Mais um dia, outras horas de se saber que a realidade é precisamente inversa aos nossos desejos, e de que os nossos desejos são apenas misérias do nosso corpo. O que enriquece, para Nhô Formoso, são os verdadeiros sonhos, ainda que estes não passem de desenhos pintados no sono durante o repouso; os sonhos são maiores e neles é que se deve apostar. Dizia sempre, "Esqueçam os desejos, alimentem os sonhos". "Garotada, vocês não sabem de nada, por isso mesmo podem sorrir".
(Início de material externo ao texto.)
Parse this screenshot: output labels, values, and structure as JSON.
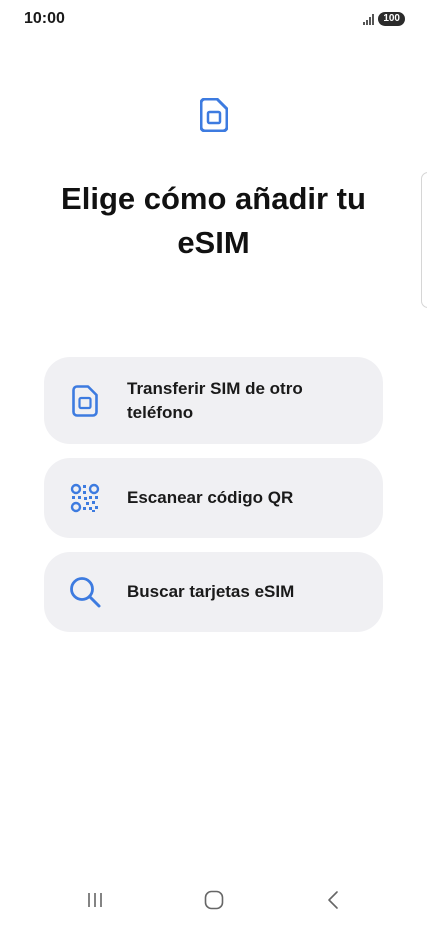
{
  "status_bar": {
    "time": "10:00",
    "battery": "100",
    "icons": [
      "signal-icon",
      "battery-icon"
    ]
  },
  "header": {
    "icon": "sim-card-icon",
    "title": "Elige cómo añadir tu eSIM"
  },
  "options": [
    {
      "label": "Transferir SIM de otro teléfono",
      "icon": "sim-card-icon"
    },
    {
      "label": "Escanear código QR",
      "icon": "qr-code-icon"
    },
    {
      "label": "Buscar tarjetas eSIM",
      "icon": "search-icon"
    }
  ],
  "nav_bar": {
    "icons": [
      "recents-icon",
      "home-icon",
      "back-icon"
    ]
  },
  "colors": {
    "accent": "#3d7be0",
    "card_background": "#f0f0f3",
    "text": "#111111",
    "background": "#ffffff"
  }
}
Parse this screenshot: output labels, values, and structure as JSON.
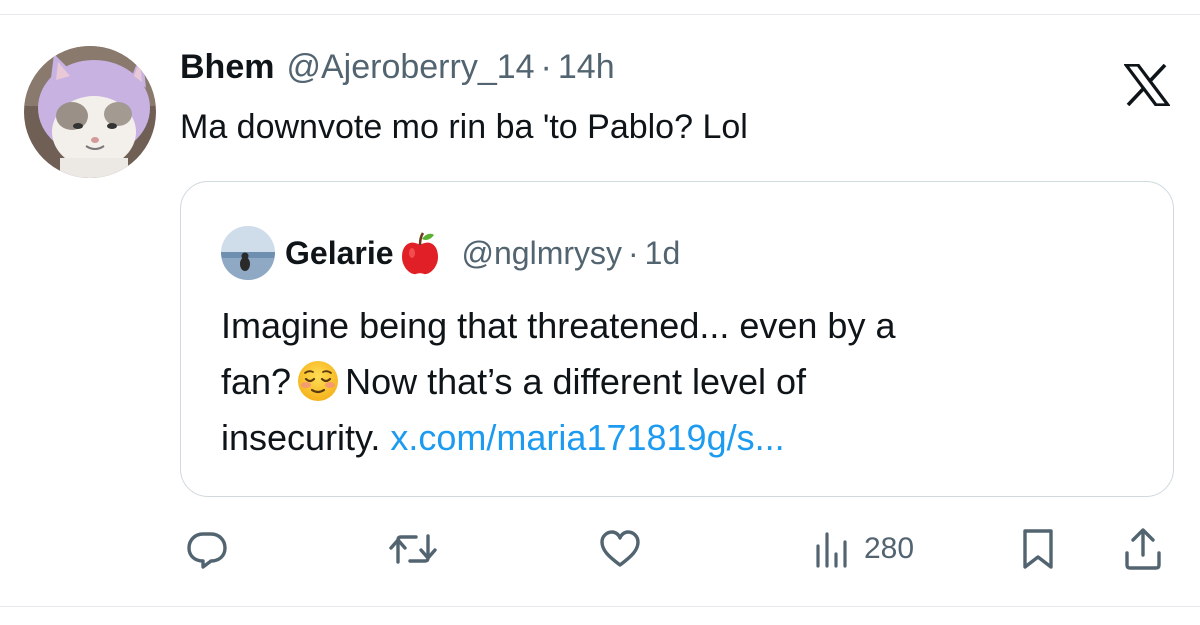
{
  "tweet": {
    "author_name": "Bhem",
    "author_handle": "@Ajeroberry_14",
    "separator": "·",
    "time": "14h",
    "text": "Ma downvote mo rin ba 'to Pablo? Lol"
  },
  "quote": {
    "author_name": "Gelarie",
    "author_emoji": "red-apple-emoji",
    "author_handle": "@nglmrysy",
    "separator": "·",
    "time": "1d",
    "line1": "Imagine being that threatened... even by a",
    "line2_before": "fan?",
    "line2_emoji": "relieved-face-emoji",
    "line2_after": "Now that’s a different level of",
    "line3_text": "insecurity.",
    "link": "x.com/maria171819g/s..."
  },
  "actions": {
    "views": "280",
    "icons": [
      "reply-icon",
      "retweet-icon",
      "like-icon",
      "views-icon",
      "bookmark-icon",
      "share-icon"
    ]
  },
  "colors": {
    "text": "#0f1419",
    "secondary": "#536471",
    "link": "#1d9bf0",
    "border": "#cfd9de"
  }
}
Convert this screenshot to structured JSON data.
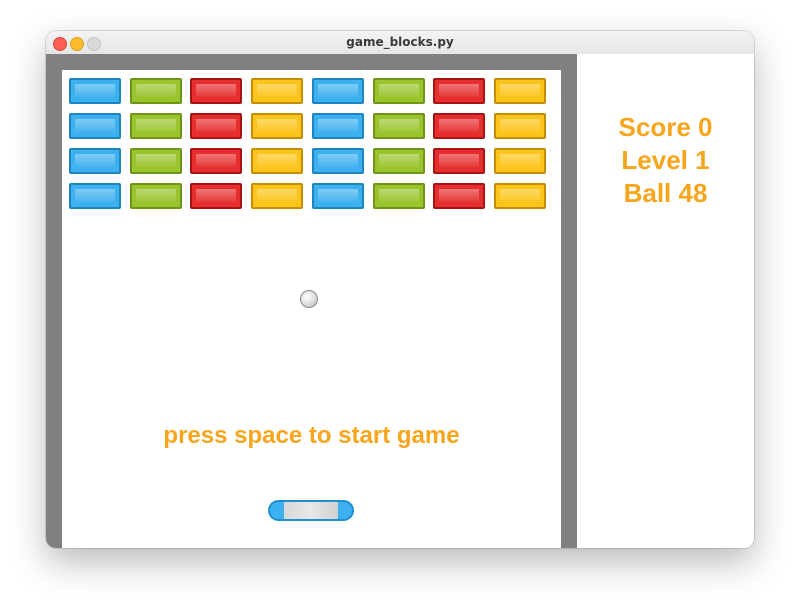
{
  "window": {
    "title": "game_blocks.py"
  },
  "hud": {
    "score_text": "Score 0",
    "level_text": "Level 1",
    "ball_text": "Ball 48"
  },
  "game": {
    "prompt": "press space to start game",
    "brick_rows": 4,
    "brick_columns": 8,
    "brick_column_colors": [
      "blue",
      "green",
      "red",
      "yellow",
      "blue",
      "green",
      "red",
      "yellow"
    ]
  },
  "colors": {
    "hud_text": "#f7a51c",
    "frame": "#808080",
    "blue": "#3db0ef",
    "green": "#99c42c",
    "red": "#e62e2e",
    "yellow": "#fcc418"
  },
  "icons": {
    "ball": "ball-icon",
    "paddle": "paddle-icon"
  }
}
Há animosidade do sinal da nova manhã, o sol começa, filtra pelas frestas; mas é um "bom-dia" tão fino, como uma linha de algodão, que passa despercebida pelos olhos semi-cerrados, já despertos, de Nhô Formoso. Algo, em si, além da boa criança que sempre foi, faz o tinir para um sorriso que vai lá acordar os pequenos. Algo jovem, belo e indescritível; risinhos sonoros ocupam o vago tão enorme do quarto. Nem mais se cabe, Nhô Formoso: é criança. Vê de longe a penteadeira, deitado, sem o encosto de travesseiros que costumavam colocar ali todas as manhãs, logo que acordava, aquilo, às vezes, era um asco. Sobre a penteadeira havia uma foto de Sinhá, ali tão linda. Por hoje, parecia que respeitariam a sua intimidade e o deixariam só, compartilhar consigo aquela sensação de suficiência, e repetia pra si: "Que dure".
Passou pelo coração a fotografia do amor de primavera, e o sentimento de que se entendia agora com a natureza. Só, mas não em isolamento, calculou o gozo da hora; um tão querer desembocava num ganho infinito, num encher-se de amor. O perímeo de seus olhos amarelos, gordos e já sem o brilho da criança daquela manhã, bloqueavam a luz do mundo, que não denotava tanta esperança quanto "os sonhos, meus queridos, nestes tenho fé". Os olhos já não refletiam luz, nem percepção: bloqueados para a vida daquele mundo.
Nhô Formoso tinha já os sentidos todos arrefecidos e recebia o beijo de Jesus, enlaçado nos braços perfumados de Sinhá Linda, quando o mais novo dos pequenos entrou no quarto e viu que o pai era, mais do que nunca, só encantamento. Só pôde chorar e rir-se devagarinho, como sentindo a dor pungente da tristeza que sublimava alegria, pois entendia que o pai transformara-se em SONHO.